• Employee Not Entitled To Sue For Being Denied A Promotion
  • November 4, 2011 | Author: Gregory Arbogast
  • Law Firm: Semmes, Bowen & Semmes A Professional Corporation - Baltimore Office
  • Perry v. Dept. of Health and Mental Hygiene, No. 00763 (Md. Ct. Spec. App. October 27, 2011)

    Perry v Dept. of Health and Mental Hygiene is an employment law appeal in which the Court denied Sandra Perry’s (“Ms. Perry”) claim to the entitlement of a promotion. In Perry, the Court held that Ms. Perry did not have a protectable interest in a job that she did not currently hold. Therefore, she did not state a claim upon which relief could be granted, and the Court found that her employer’s motion to dismiss was properly granted.

    Ms. Perry was employed at the Wicomico County Health Department (“WCHD”) as an Agency Procurement Associate, level II. In January of 2009, Ms. Perry applied for a position as an Agency Procurement Specialist, level II. Shortly thereafter, she was notified, along with other applicants for the position, that no one met the minimum qualifications for the promotion and the promotion was reclassified at the trainee level. On January 6, 2009, Ms. Perry indicated that she would like to be considered for the position at the trainee level, even though she was already at level II. The trainee level position was later filled by another applicant. On April 15, 2009, Ms. Perry was laid off from WCHD.

    On July 2, 2009, Ms.

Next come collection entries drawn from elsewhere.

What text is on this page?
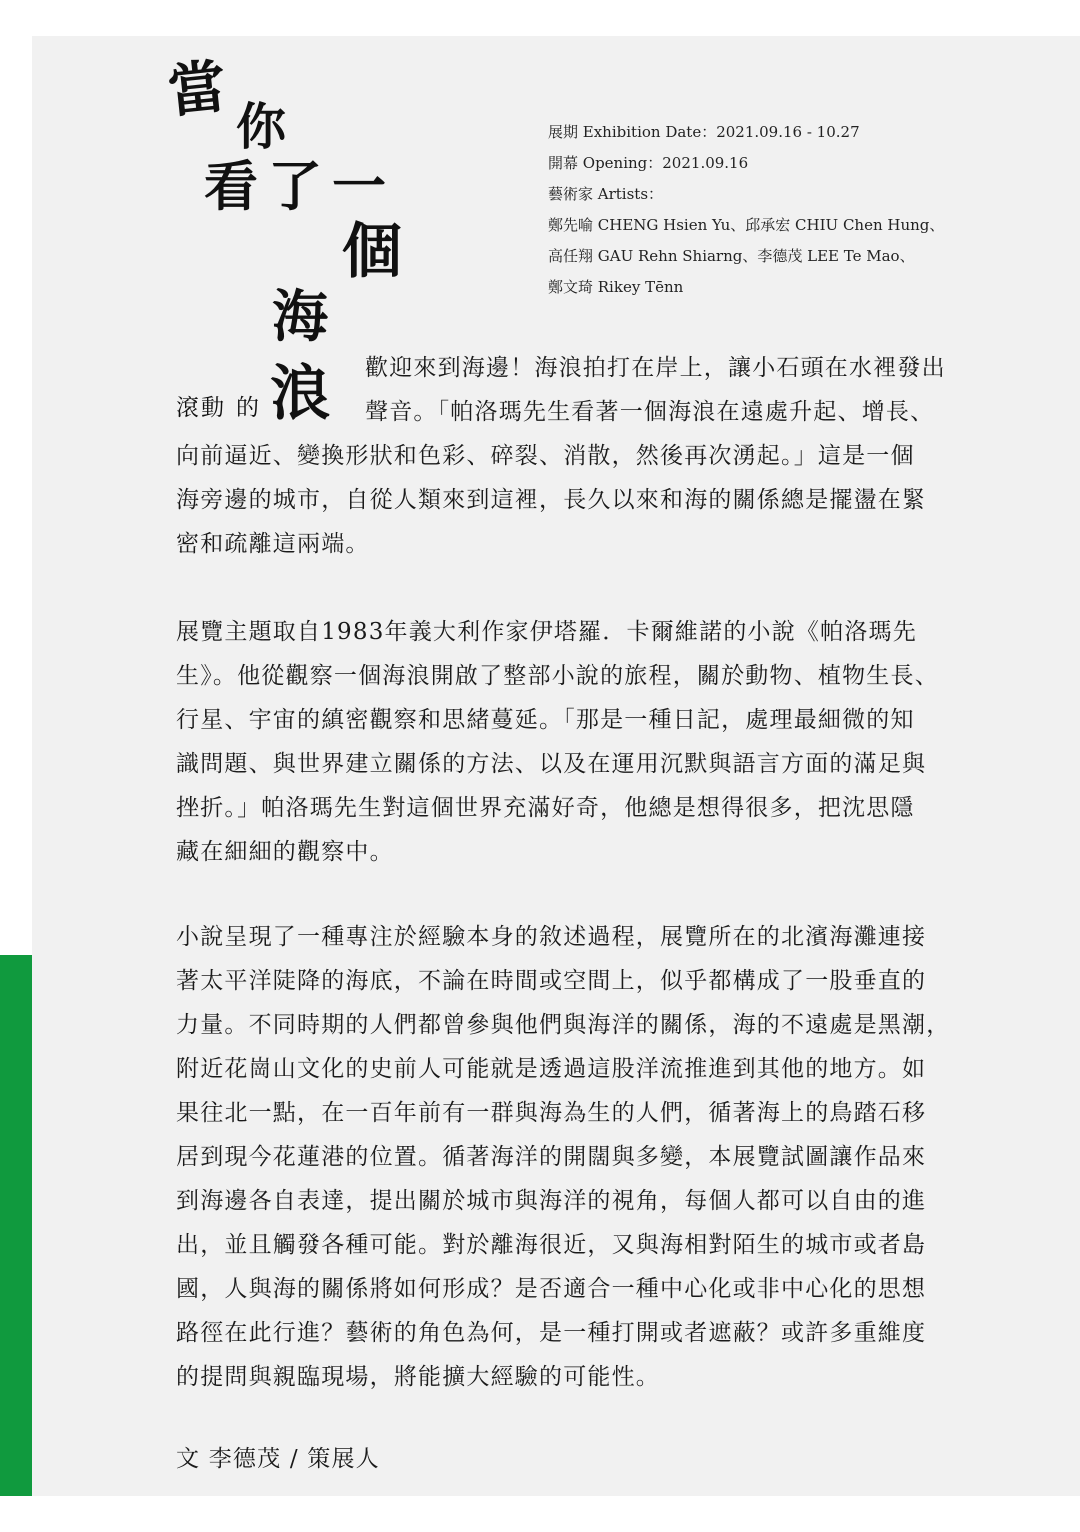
當
你
看 了 一
個
海
浪
滾 動 的
展期 Exhibition Date：2021.09.16 - 10.27
開幕 Opening：2021.09.16
藝術家 Artists：
鄭先喻 CHENG Hsien Yu、邱承宏 CHIU Chen Hung、
高任翔 GAU Rehn Shiarng、李德茂 LEE Te Mao、
鄭文琦 Rikey Tēnn
歡迎來到海邊！海浪拍打在岸上，讓小石頭在水裡發出
聲音。「帕洛瑪先生看著一個海浪在遠處升起、增長、
向前逼近、變換形狀和色彩、碎裂、消散，然後再次湧起。」這是一個
海旁邊的城市，自從人類來到這裡，長久以來和海的關係總是擺盪在緊
密和疏離這兩端。
展覽主題取自1983年義大利作家伊塔羅．卡爾維諾的小說《帕洛瑪先
生》。他從觀察一個海浪開啟了整部小說的旅程，關於動物、植物生長、
行星、宇宙的縝密觀察和思緒蔓延。「那是一種日記，處理最細微的知
識問題、與世界建立關係的方法、以及在運用沉默與語言方面的滿足與
挫折。」帕洛瑪先生對這個世界充滿好奇，他總是想得很多，把沈思隱
藏在細細的觀察中。
小說呈現了一種專注於經驗本身的敘述過程，展覽所在的北濱海灘連接
著太平洋陡降的海底，不論在時間或空間上，似乎都構成了一股垂直的
力量。不同時期的人們都曾參與他們與海洋的關係，海的不遠處是黑潮，
附近花崗山文化的史前人可能就是透過這股洋流推進到其他的地方。如
果往北一點，在一百年前有一群與海為生的人們，循著海上的鳥踏石移
居到現今花蓮港的位置。循著海洋的開闊與多變，本展覽試圖讓作品來
到海邊各自表達，提出關於城市與海洋的視角，每個人都可以自由的進
出，並且觸發各種可能。對於離海很近，又與海相對陌生的城市或者島
國，人與海的關係將如何形成？是否適合一種中心化或非中心化的思想
路徑在此行進？藝術的角色為何，是一種打開或者遮蔽？或許多重維度
的提問與親臨現場，將能擴大經驗的可能性。
文 李德茂 / 策展人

Perry filed a grievance challenging the denial of her application for promotion to the position of Agency Procurement Specialist, level II. The agency scheduled a hearing on her grievance before Lori Brewster, the Health Officer of the WCHD. Ms. Brewster, however, denied Ms. Perry’s claim on the basis that her appeal did not allege any illegal or unconstitutional action on the part of WCHD.

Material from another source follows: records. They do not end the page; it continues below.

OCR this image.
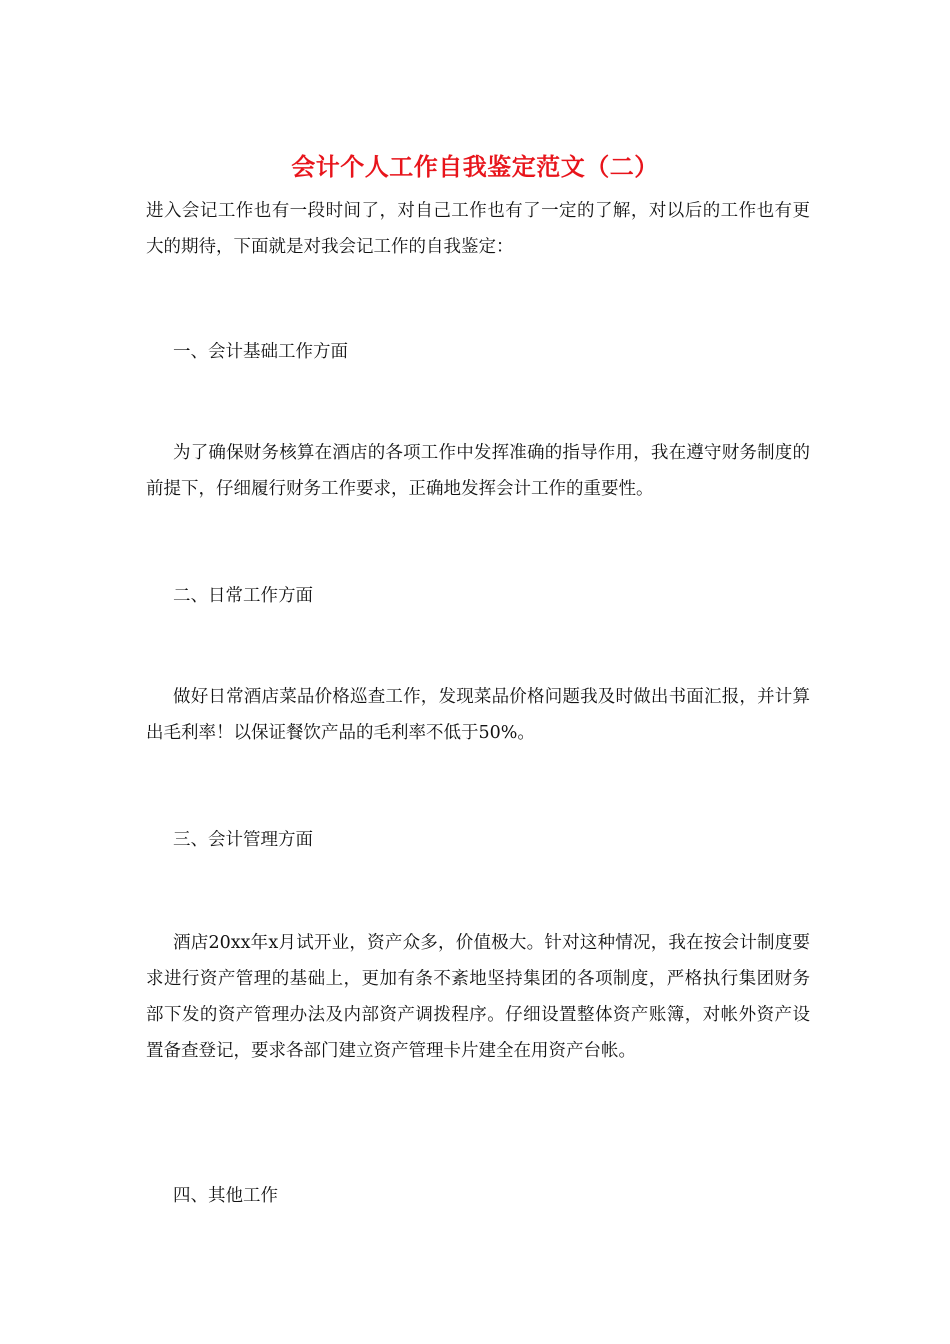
会计个人工作自我鉴定范文（二）

进入会记工作也有一段时间了，对自己工作也有了一定的了解，对以后的工作也有更大的期待，下面就是对我会记工作的自我鉴定：

一、会计基础工作方面

为了确保财务核算在酒店的各项工作中发挥准确的指导作用，我在遵守财务制度的前提下，仔细履行财务工作要求，正确地发挥会计工作的重要性。

二、日常工作方面

做好日常酒店菜品价格巡查工作，发现菜品价格问题我及时做出书面汇报，并计算出毛利率！以保证餐饮产品的毛利率不低于50%。

三、会计管理方面

酒店20xx年x月试开业，资产众多，价值极大。针对这种情况，我在按会计制度要求进行资产管理的基础上，更加有条不紊地坚持集团的各项制度，严格执行集团财务部下发的资产管理办法及内部资产调拨程序。仔细设置整体资产账簿，对帐外资产设置备查登记，要求各部门建立资产管理卡片建全在用资产台帐。

四、其他工作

    Ms. Perry appealed Ms. Brewster’s decision for judicial review under Md. Rule 7-401 to the Circuit Court for Wicomico County. WCHD filed a Motion to Dismiss Ms. Perry’s appeal on the basis that Ms. Perry failed to allege sufficient facts to support the conclusion that she was denied of a substantial right by WCHD’s actions. The Circuit Court granted WCHD’s Motion to Dismiss. As a result thereof, Ms. Perry noted this appeal.

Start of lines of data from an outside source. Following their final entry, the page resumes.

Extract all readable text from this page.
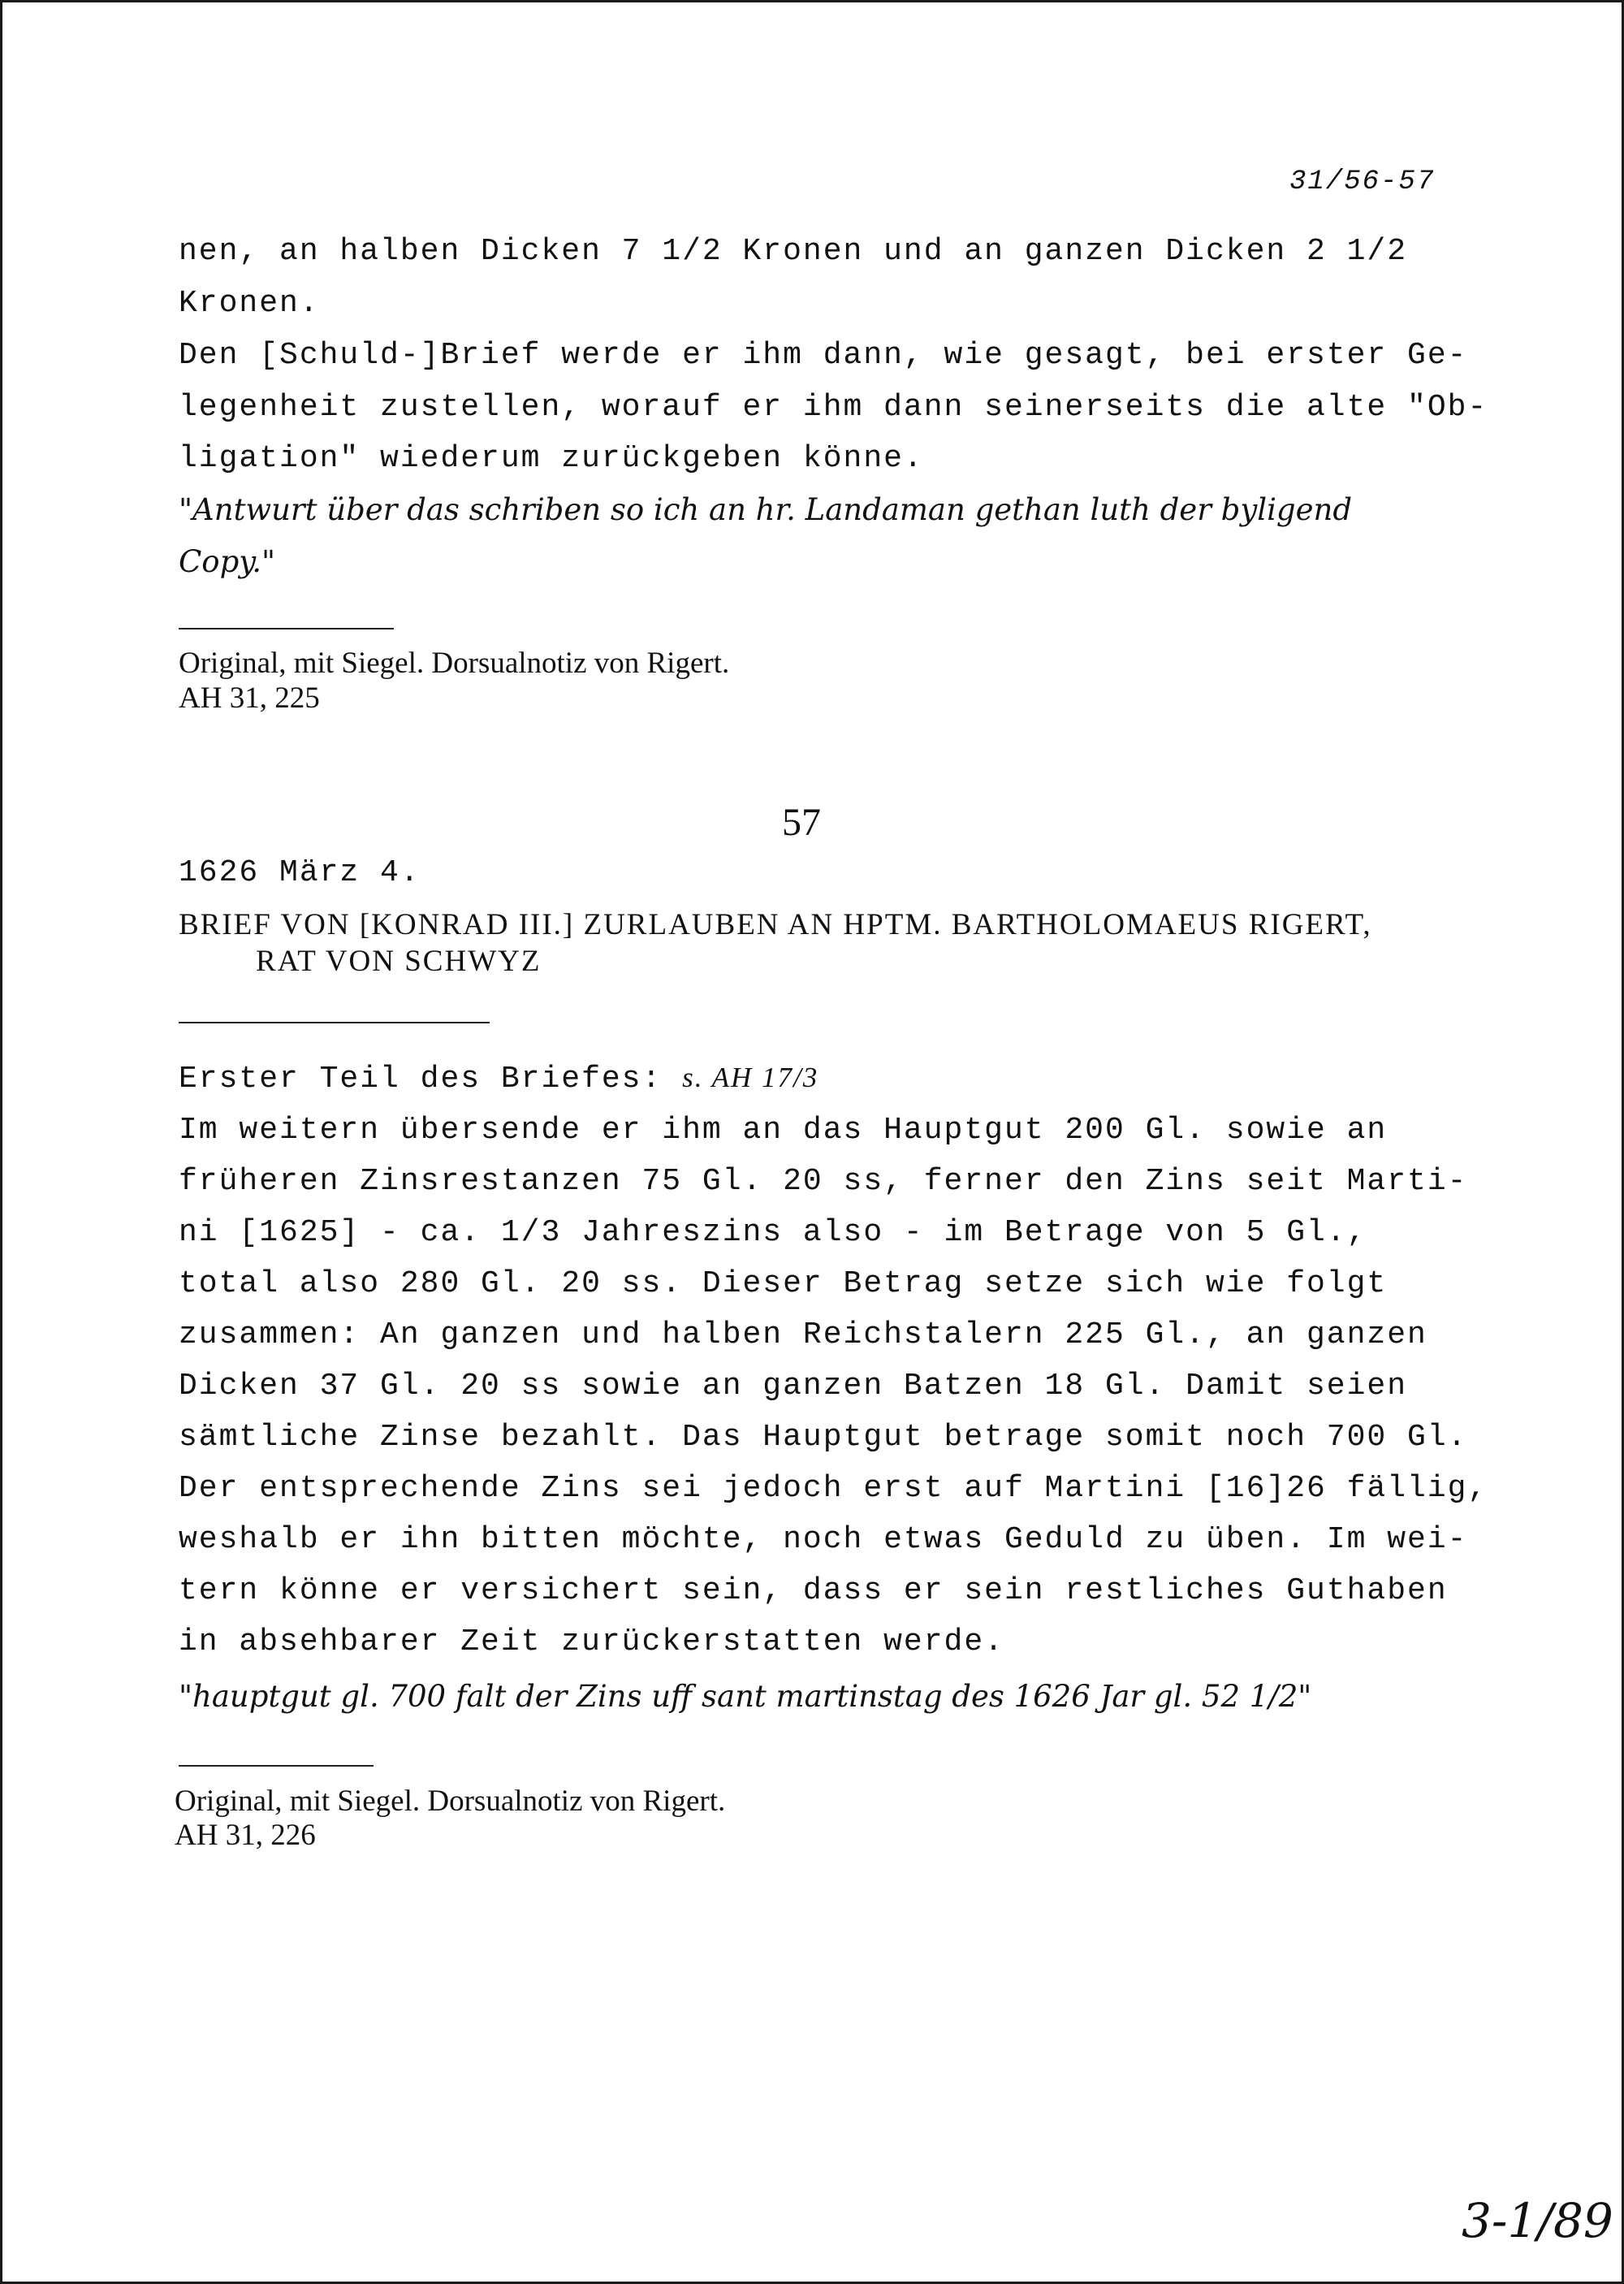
31/56-57
nen, an halben Dicken 7 1/2 Kronen und an ganzen Dicken 2 1/2
Kronen.
Den [Schuld-]Brief werde er ihm dann, wie gesagt, bei erster Ge-
legenheit zustellen, worauf er ihm dann seinerseits die alte "Ob-
ligation" wiederum zurückgeben könne.
"Antwurt über das schriben so ich an hr. Landaman gethan luth der byligend
Copy."
Original, mit Siegel. Dorsualnotiz von Rigert.
AH 31, 225
57
1626 März 4.
BRIEF VON [KONRAD III.] ZURLAUBEN AN HPTM. BARTHOLOMAEUS RIGERT,
RAT VON SCHWYZ
Erster Teil des Briefes: s. AH 17/3
Im weitern übersende er ihm an das Hauptgut 200 Gl. sowie an
früheren Zinsrestanzen 75 Gl. 20 ss, ferner den Zins seit Marti-
ni [1625] - ca. 1/3 Jahreszins also - im Betrage von 5 Gl.,
total also 280 Gl. 20 ss. Dieser Betrag setze sich wie folgt
zusammen: An ganzen und halben Reichstalern 225 Gl., an ganzen
Dicken 37 Gl. 20 ss sowie an ganzen Batzen 18 Gl. Damit seien
sämtliche Zinse bezahlt. Das Hauptgut betrage somit noch 700 Gl.
Der entsprechende Zins sei jedoch erst auf Martini [16]26 fällig,
weshalb er ihn bitten möchte, noch etwas Geduld zu üben. Im wei-
tern könne er versichert sein, dass er sein restliches Guthaben
in absehbarer Zeit zurückerstatten werde.
"hauptgut gl. 700 falt der Zins uff sant martinstag des 1626 Jar gl. 52 1/2"
Original, mit Siegel. Dorsualnotiz von Rigert.
AH 31, 226
3-1/89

    Md. Code Ann., State Pers. & Pens. § 7-201 limits wrongful termination claims against employers to situations in which the employee had a cognizable interest in the position. Therefore, the Court of Special Appeals examined whether Ms. Perry had a constitutionally protected and cognizable interest in the promotion for the level II position. Ms. Perry claimed a constitutionally protected interest in the position because she was already at the level II stage. She claimed that WCHD must have improperly examined her application because it found that no one was qualified for the level II position. The Court of Special Appeals, however, found that no one has a constitutionally protected or cognizable interest in a promotion. Otherwise, someone would have a protectable interest in a position which that person did not actually hold.

    The Court of Special Appeals also dismissed Ms. Perry’s claim that WCHD improperly examined her application. The Court held that the employment statutes do not permit an employee to sue for failure to get a promotion based upon negligent acts. Therefore, the Court of Special Appeals refused to examine whether WCHD was negligent in failing to give Ms. Perry the promotion. Based on its findings that Ms. Perry did not have a constitutionally protected and cognizable interest in the promotion, the Court of Special Appeals affirmed the Circuit Court’s grant of WCHD’s Motion to Dismiss.